As part of the Master’s degree Business Analytics at the VU Amsterdam, Erwin Huijzer completed his master thesis at Anchormen:
“Identifying effective affective email responses; Predicting customer affect after email conversation”
When customers contact a company with regards to queries and complaints, often they prefer to use email. Handling these emails is a massive task for the Customer Support department. Automating email handling can help improve , reduce costs and shorten response time. However, awareness of customer emotion during the conversation is an important aspect in effective email handling.

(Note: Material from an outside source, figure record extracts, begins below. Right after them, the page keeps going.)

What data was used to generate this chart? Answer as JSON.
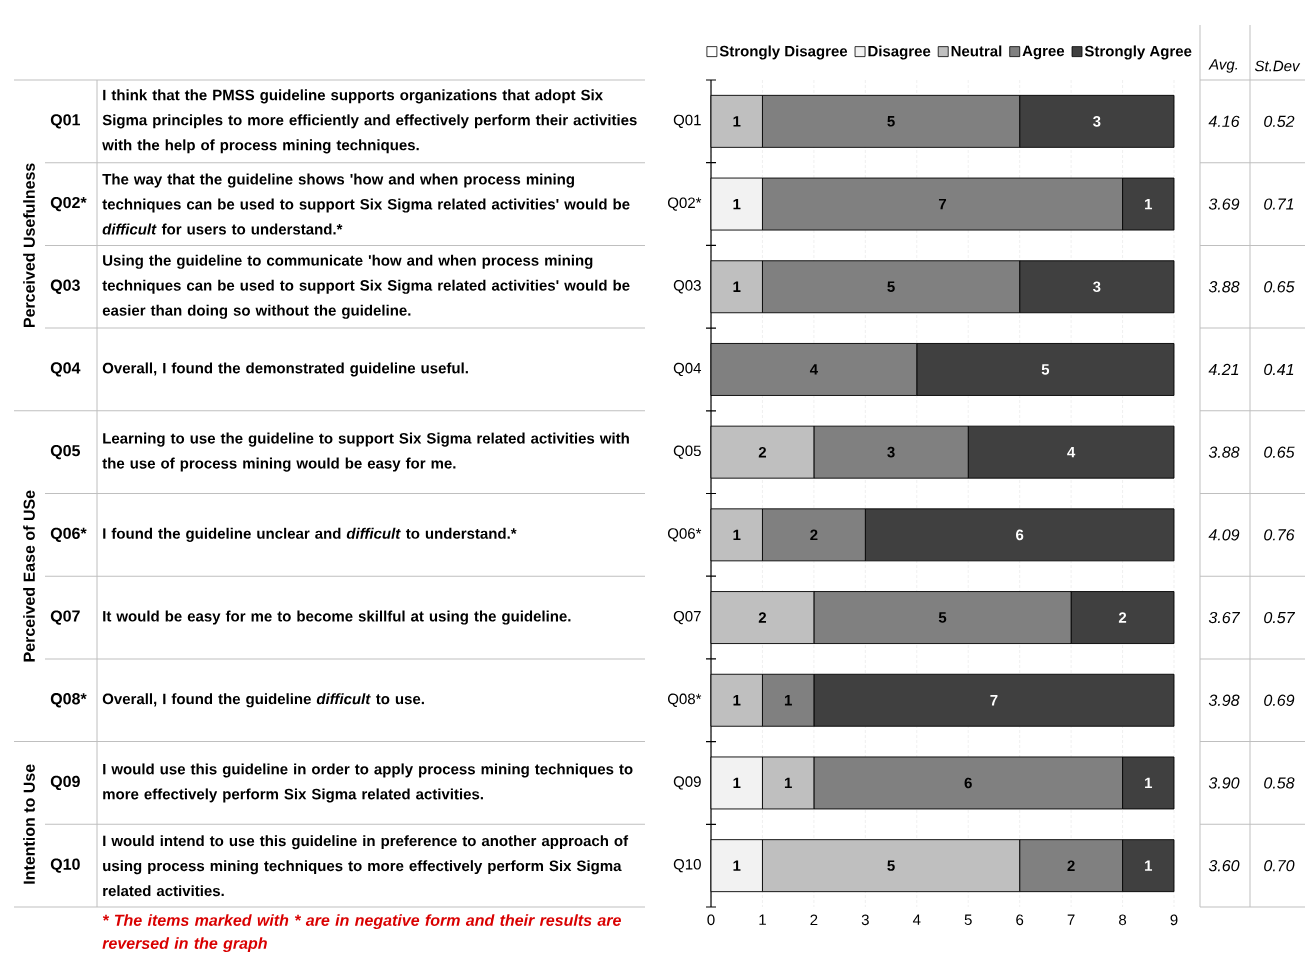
{
  "chart_data": {
    "type": "bar",
    "orientation": "horizontal",
    "stacked": true,
    "categories": [
      "Q01",
      "Q02*",
      "Q03",
      "Q04",
      "Q05",
      "Q06*",
      "Q07",
      "Q08*",
      "Q09",
      "Q10"
    ],
    "series": [
      {
        "name": "Strongly Disagree",
        "color": "#ffffff",
        "values": [
          null,
          null,
          null,
          null,
          null,
          null,
          null,
          null,
          null,
          null
        ]
      },
      {
        "name": "Disagree",
        "color": "#f2f2f2",
        "values": [
          null,
          1,
          null,
          null,
          null,
          null,
          null,
          null,
          1,
          1
        ]
      },
      {
        "name": "Neutral",
        "color": "#bfbfbf",
        "values": [
          1,
          null,
          1,
          null,
          2,
          1,
          2,
          1,
          1,
          5
        ]
      },
      {
        "name": "Agree",
        "color": "#808080",
        "values": [
          5,
          7,
          5,
          4,
          3,
          2,
          5,
          1,
          6,
          2
        ]
      },
      {
        "name": "Strongly Agree",
        "color": "#404040",
        "values": [
          3,
          1,
          3,
          5,
          4,
          6,
          2,
          7,
          1,
          1
        ]
      }
    ],
    "xlim": [
      0,
      9
    ],
    "xticks": [
      0,
      1,
      2,
      3,
      4,
      5,
      6,
      7,
      8,
      9
    ],
    "grid": "x",
    "legend": "top",
    "data_labels": true,
    "annotations": [
      "Perceived Usefulness",
      "Perceived Ease of USe",
      "Intention to Use",
      "Q01",
      "Q02*",
      "Q03",
      "Q04",
      "Q05",
      "Q06*",
      "Q07",
      "Q08*",
      "Q09",
      "Q10",
      "I think that the PMSS guideline supports organizations that adopt Six Sigma principles to more efficiently and effectively perform their activities with the help of process mining techniques.",
      "The way that the guideline shows 'how and when process mining techniques can be used to support Six Sigma related activities' would be *difficult* for users to understand.*",
      "Using the guideline to communicate 'how and when process mining techniques can be used to support Six Sigma related activities' would be easier than doing so without the guideline.",
      "Overall, I found the demonstrated guideline useful.",
      "Learning to use the guideline to support Six Sigma related activities with the use of process mining would be easy for me.",
      "I found the guideline unclear and *difficult* to understand.*",
      "It would be easy for me to become skillful at using the guideline.",
      "Overall, I found the guideline *difficult* to use.",
      "I would use this guideline in order to apply process mining techniques to more effectively perform Six Sigma related activities.",
      "I would intend to use this guideline in preference to another approach of using process mining techniques to more effectively perform Six Sigma related activities.",
      "Avg.",
      "St.Dev",
      "4.16",
      "3.69",
      "3.88",
      "4.21",
      "3.88",
      "4.09",
      "3.67",
      "3.98",
      "3.90",
      "3.60",
      "0.52",
      "0.71",
      "0.65",
      "0.41",
      "0.65",
      "0.76",
      "0.57",
      "0.69",
      "0.58",
      "0.70",
      "* The items marked with * are in negative form and their results are reversed in the graph"
    ]
  }
}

In the thesis, sentiment analysis was used on incoming customer emails to determine the initial emotion of a customer. Furthermore, affect analysis was applied to predict the customer’s emotion after the response email from Customer Support. Both analyses were executed using supervised machine learning which trains computer models based on labelled data. This required manual labelling of a set of emails with sentiment (None, Neg, Pos, Mix) and emotions (Anger, Disgust, Fear, Joy, Sadness).
Manual labelling revealed that humans find it very difficult to determine emotions in email. Still, using majority vote, a reliable labelset could be determined. Applying machine learning (voting ensemble of Random Forest and Neural Net) on the labelled data resulted in human-level accuracy for Anger and Joy. For Disgust, the model even significantly outperforms human annotation. Using the same voting ensemble and including SVM, leads to human-level performance on Sentiment too. In both sentiment and emotions, the domain specific models trained on a small (742) set of emails outperforms a commercial model that was trained on millions of news sources.
Machine learning to predict customer affect, showed low performance. Still, results are significantly better than the benchmarks. A more direct measurement of customer affect may however drastically improve performance.